Here's the tragic tale of what happens when you build an entire economy around an artificial monopoly created by government regulations.

Ride-hailing apps such as Uber and Lyft have been so disruptive to New York City's taxi industry, they are causing lenders to fail.

Three New York-based credit unions that specialized in loaning money against taxi cab medallions, the hard-to-get licenses that allow the city's traditional cab fleet to operate, have been placed into conservatorship as the value of those medallions has plummeted.

Just three years ago, cab owners and investors were paying as much as $1.3 million for a medallion. Now they are worth less than half that, and some medallion owners owe more on their loans than the medallions are worth.

"You've got borrowers who are under water.

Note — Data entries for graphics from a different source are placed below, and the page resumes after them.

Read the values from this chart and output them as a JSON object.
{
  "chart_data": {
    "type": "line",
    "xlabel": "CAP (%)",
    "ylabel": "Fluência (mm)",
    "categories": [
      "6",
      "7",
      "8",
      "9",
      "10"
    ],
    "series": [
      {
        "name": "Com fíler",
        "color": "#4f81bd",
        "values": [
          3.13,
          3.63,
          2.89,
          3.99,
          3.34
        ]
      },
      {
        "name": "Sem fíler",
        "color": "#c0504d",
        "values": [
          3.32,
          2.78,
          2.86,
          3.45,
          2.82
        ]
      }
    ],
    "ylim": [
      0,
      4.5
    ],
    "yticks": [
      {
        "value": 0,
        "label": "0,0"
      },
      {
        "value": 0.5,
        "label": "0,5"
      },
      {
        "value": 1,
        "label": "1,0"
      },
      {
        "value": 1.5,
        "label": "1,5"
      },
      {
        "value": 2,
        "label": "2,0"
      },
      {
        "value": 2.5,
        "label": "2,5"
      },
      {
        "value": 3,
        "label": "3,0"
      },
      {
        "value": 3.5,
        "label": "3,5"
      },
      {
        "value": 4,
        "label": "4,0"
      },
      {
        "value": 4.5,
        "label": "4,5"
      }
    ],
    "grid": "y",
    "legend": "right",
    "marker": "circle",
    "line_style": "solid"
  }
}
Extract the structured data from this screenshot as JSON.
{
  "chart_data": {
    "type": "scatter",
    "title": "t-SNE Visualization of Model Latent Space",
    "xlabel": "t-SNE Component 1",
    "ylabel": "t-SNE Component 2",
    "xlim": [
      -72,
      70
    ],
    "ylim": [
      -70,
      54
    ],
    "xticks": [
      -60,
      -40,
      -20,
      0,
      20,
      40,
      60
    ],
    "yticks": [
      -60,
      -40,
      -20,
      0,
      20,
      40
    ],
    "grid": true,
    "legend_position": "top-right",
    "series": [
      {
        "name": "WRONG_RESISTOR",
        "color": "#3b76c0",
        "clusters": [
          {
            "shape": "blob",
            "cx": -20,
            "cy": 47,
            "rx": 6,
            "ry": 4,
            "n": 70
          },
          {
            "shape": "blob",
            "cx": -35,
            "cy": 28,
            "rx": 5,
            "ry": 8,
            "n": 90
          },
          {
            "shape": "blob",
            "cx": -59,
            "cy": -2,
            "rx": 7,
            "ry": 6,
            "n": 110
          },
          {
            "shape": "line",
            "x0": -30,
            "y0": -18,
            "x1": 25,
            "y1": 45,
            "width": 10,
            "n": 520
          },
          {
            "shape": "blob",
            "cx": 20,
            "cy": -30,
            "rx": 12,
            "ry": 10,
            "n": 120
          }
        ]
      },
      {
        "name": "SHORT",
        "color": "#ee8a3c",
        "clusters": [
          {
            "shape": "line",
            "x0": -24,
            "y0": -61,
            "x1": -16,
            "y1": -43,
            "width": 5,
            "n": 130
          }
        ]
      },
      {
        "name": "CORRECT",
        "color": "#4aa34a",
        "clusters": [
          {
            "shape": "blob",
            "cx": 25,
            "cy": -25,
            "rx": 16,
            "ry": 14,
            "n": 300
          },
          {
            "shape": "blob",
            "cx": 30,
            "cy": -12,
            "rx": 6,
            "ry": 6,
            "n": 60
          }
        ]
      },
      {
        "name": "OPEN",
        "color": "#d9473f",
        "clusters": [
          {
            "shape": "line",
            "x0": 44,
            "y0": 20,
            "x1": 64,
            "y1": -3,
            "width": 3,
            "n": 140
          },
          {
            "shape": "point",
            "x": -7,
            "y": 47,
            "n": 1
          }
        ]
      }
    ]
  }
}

This is just like the subprime loan crisis," said Keith Leggett, a credit union analyst and former senior economist at the American Bankers Association.

Just in reverse.

The taxi medallions were an artificial government monopoly. Their prices soared because the government limited the number of taxis and consumers had no other ride hailing option. When Uber, Lyft and similar services offered cheaper and better options, the monopoly plummeted. And the credit unions that had been set up to finance the artificial monopoly began going with it.

Blaming the free market for the collapse of a corrupt niche economy that existed to drain anyone who wanted to take a taxi is perverse.

Should the public be forced to endure a monopoly? That's the question being put forward in these wars. The hotel industry is fighting to destroy Airbnb in New York. The motives are the same. Government regulators and industries ally to create monopolies. Industries cash in and governments get control. Airbnb and Uber are so scary because they take apart the hybrid alliance of these niche economies.